Delays of Oil & Gas project due to coronavirus

In the onset of 2020, most investors had been attracted to the oil & gas sector, while most analysts had predicted that a considerable fluctuation of prices was to be expected. Moreover, bigger corporations especially in the upstream side had formed mergers and acquisition schemes to fuel their competitive power within the sector.

From the outbreak of the coronavirus, it was expected that the disease would be centralized in Asian countries and a considerably less impact could be realized in the rest of the world.

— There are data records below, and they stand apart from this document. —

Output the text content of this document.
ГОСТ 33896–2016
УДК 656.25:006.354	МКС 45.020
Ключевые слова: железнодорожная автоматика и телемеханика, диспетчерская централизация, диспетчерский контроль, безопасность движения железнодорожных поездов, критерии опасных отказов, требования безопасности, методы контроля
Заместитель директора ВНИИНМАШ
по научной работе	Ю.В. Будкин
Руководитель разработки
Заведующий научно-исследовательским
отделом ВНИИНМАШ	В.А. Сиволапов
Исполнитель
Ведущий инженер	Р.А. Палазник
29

However, the opposite of what was expected surfaced.

The rate of spread of the disease skyrocketed as it brought the whole world on the knee.

In the oil & gas sector, major moves have been planned across all continents of the world with the aim to ramify the growing demand of the product. Hydrocarbons had established great versatility owing to the emerging industries that utilized it as a raw material for their production processes.


In essence, most analysts had estimated that the pandemic would bring the whole world to a total shutdown. They estimated that the economy could be paused as people would remain indoors in isolation for their health and physical wellbeing.


Oil & gas pipelines

In Canada, the gas-link pipeline which was under construction and was expected to be complete soon enough, had some of their workers scaled down as a result of the preparation of the potentially devastating effects of the coronavirus. As the rules had been made by the medical personnel on social distancing of 2 meters, the wearing of masks, washing of hands. To enable the effectiveness of these, they had to reduce their numbers immensely, and this resulted in the further delay of the project.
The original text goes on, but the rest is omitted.